Sivaramakrishnan and Spudich introduce a system for interrogating interactions between pairs of proteins, domains, and peptides.

Although valuable, these simple 2D renderings alone fail to relay many important biological phenomena. Thus, more recent efforts have been aimed at incorporating additional forms of data into simple node-and-edge pictures, including structural data of the constituent biomolecules (13, 14), evolutionary features (15), and expression patterns (16).

Proteins’ varying conformations also constitute essential attributes in understanding networks, and how the magnitude and general nature of conformational changes influence interactions is an area of active research. Recent work has highlighted the relevance of conformational flexibility. For instance, proteins with many interaction interfaces and binding partners have been found to undergo larger conformational changes (17). In this regard, should the helical linker be implemented on a large scale, its potential ability to elucidate conformational changes may equip investigators with easier means of further studying the role of conformational flexibility in large-scale networks.

Currently, most network edges are represented as simple binary entities, wherein the presence or absence of an edge denotes an interacting or noninteracting pair, respectively, without including information on the strength of the interaction itself (18). Notably, an additional potential benefit of recruiting this linker for network studies may be characterizing the confidence and strength with which two proteins interact. For example, it may be possible to weigh interactions on the basis of experimentally determined affinities (Fig. 1B), which may ultimately lead to new insights into network topology and organization. Such insights may include, for instance, the identification of highly stable or highly dynamic modules within the network. It should not be neglected that a limitation intrinsic to this line of thinking is the binary nature of the linker system itself. Many interactions within the network occur between many proteins simultaneously (16), and simultaneous interactions with a given protein are likely to influence that protein's properties in ways that may not surface in calculations on simple binary interactions.
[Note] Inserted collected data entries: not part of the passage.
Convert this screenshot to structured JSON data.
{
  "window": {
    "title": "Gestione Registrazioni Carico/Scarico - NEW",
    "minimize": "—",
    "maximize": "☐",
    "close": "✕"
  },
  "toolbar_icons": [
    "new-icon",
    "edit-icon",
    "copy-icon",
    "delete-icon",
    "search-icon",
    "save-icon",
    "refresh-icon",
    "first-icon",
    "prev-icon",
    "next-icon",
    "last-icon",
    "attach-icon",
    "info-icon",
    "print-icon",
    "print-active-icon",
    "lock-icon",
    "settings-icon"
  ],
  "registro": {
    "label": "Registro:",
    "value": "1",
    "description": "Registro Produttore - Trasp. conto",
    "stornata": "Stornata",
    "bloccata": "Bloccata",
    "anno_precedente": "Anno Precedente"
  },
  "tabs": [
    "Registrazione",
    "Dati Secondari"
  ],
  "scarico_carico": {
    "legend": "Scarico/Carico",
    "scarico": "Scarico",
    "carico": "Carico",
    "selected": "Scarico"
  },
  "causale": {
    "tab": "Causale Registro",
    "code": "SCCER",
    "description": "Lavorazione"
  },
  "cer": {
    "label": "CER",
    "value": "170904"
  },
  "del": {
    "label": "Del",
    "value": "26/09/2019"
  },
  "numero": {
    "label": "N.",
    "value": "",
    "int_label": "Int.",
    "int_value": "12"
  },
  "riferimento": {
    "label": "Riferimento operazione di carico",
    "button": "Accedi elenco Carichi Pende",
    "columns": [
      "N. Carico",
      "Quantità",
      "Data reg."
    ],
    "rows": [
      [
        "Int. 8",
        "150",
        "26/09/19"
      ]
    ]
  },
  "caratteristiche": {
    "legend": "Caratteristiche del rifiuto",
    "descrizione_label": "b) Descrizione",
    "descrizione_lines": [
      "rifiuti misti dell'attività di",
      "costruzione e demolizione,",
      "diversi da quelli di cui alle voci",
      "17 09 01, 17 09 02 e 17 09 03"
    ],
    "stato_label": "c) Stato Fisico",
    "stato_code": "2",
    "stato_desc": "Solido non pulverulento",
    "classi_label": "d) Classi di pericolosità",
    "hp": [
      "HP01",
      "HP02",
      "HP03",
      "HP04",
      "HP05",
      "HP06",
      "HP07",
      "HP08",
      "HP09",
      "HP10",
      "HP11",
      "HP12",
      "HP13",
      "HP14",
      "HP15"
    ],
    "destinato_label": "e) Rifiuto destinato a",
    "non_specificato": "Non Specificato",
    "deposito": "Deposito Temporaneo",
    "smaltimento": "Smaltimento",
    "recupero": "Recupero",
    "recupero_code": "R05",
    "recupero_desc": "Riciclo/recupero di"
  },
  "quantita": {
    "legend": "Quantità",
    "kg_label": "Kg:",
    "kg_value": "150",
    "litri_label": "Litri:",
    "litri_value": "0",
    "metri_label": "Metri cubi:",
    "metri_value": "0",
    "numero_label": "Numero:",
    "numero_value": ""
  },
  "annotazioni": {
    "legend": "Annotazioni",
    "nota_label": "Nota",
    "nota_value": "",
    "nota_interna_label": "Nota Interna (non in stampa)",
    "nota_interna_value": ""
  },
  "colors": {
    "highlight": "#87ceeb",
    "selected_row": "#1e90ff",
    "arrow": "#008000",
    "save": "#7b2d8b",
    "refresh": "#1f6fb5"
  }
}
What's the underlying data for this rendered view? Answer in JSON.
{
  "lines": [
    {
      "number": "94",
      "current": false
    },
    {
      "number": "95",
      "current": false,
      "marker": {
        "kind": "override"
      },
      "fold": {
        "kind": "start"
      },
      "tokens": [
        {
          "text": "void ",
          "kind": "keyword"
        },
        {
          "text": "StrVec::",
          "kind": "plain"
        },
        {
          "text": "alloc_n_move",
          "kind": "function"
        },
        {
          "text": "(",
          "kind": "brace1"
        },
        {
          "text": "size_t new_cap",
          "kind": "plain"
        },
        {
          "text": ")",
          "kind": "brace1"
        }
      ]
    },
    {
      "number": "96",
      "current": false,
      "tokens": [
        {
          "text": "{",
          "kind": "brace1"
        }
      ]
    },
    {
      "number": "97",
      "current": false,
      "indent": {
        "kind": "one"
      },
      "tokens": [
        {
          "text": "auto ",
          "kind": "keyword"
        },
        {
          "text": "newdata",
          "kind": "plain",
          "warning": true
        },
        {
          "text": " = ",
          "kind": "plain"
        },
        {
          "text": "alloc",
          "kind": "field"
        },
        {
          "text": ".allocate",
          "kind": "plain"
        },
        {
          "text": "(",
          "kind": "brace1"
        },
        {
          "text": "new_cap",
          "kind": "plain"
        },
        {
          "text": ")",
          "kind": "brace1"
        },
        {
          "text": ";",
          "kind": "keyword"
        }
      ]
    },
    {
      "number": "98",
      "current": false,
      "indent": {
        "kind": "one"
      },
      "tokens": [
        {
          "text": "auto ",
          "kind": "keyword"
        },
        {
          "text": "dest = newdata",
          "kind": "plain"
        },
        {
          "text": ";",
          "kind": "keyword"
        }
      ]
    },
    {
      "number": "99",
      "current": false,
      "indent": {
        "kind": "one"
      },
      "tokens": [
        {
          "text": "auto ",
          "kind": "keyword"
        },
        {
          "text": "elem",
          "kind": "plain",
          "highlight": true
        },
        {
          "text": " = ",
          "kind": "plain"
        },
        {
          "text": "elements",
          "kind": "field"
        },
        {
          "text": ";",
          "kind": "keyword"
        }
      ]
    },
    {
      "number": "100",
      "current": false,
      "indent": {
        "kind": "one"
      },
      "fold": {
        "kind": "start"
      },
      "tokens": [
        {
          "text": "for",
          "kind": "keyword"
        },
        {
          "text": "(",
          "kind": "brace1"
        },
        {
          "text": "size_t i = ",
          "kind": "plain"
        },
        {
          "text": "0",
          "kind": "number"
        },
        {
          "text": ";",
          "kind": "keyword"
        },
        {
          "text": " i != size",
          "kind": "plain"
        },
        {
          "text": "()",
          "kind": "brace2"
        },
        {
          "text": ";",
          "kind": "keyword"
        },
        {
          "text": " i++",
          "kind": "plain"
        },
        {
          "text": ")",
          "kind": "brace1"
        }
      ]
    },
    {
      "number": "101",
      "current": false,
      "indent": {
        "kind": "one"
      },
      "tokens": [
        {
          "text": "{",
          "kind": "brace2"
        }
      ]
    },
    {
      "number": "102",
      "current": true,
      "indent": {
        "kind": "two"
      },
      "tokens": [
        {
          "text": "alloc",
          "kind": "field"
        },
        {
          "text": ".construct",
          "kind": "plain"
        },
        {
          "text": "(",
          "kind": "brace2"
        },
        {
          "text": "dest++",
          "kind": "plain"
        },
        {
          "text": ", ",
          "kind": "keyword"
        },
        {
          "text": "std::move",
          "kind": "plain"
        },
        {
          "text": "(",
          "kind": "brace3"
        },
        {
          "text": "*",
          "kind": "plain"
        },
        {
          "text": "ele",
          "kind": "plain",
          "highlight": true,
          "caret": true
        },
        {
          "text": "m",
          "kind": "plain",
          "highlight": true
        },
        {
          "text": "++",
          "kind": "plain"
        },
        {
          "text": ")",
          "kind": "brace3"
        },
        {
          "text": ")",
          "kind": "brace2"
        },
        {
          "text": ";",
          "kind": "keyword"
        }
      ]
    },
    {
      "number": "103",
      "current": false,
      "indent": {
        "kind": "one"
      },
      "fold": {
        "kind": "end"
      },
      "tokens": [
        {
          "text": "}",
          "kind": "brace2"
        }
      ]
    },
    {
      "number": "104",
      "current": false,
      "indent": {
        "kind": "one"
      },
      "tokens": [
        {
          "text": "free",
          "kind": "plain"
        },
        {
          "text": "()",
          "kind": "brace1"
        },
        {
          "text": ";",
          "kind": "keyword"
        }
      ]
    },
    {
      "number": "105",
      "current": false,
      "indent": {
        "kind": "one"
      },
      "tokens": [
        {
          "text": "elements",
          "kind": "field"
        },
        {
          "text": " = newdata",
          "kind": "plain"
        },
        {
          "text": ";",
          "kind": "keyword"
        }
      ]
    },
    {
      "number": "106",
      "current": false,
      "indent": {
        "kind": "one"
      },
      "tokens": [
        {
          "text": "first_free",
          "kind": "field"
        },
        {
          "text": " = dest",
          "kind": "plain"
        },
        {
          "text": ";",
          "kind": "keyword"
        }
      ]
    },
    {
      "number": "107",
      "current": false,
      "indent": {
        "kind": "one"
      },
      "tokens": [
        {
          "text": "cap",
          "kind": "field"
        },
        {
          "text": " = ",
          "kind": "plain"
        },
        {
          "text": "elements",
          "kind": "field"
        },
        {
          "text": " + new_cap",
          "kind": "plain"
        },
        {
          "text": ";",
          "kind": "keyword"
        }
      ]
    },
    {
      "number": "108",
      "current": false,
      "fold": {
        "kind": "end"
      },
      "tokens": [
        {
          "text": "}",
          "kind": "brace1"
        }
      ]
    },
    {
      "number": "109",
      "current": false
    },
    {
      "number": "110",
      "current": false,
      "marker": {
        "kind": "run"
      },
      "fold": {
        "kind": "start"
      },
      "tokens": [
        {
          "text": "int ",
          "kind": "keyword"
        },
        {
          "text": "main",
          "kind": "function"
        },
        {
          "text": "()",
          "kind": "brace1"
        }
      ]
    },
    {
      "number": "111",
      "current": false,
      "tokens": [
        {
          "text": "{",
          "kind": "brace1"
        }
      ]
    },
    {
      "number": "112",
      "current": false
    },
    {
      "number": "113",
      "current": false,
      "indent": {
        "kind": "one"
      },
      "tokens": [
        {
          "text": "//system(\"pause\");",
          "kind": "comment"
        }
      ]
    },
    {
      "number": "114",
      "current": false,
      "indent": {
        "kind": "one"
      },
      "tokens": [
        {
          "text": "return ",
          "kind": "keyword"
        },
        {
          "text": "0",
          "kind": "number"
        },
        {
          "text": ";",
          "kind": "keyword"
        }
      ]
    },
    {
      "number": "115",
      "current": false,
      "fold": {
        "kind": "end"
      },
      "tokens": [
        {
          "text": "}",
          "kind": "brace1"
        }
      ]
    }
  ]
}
Despite this, the genetically encoded construct to modulate interactions may very well have promise at the level of entire networks, even if only to assign varying degrees of confidence to network edges. One of the major future challenges to more fully realizing this promise will be deploying this type of system to investigate large combinatorial numbers of potential protein pairs. Although development of such high-throughput systems will constitute challenges, such a scaling up would bring huge rewards and greater dimension to network-based analyses.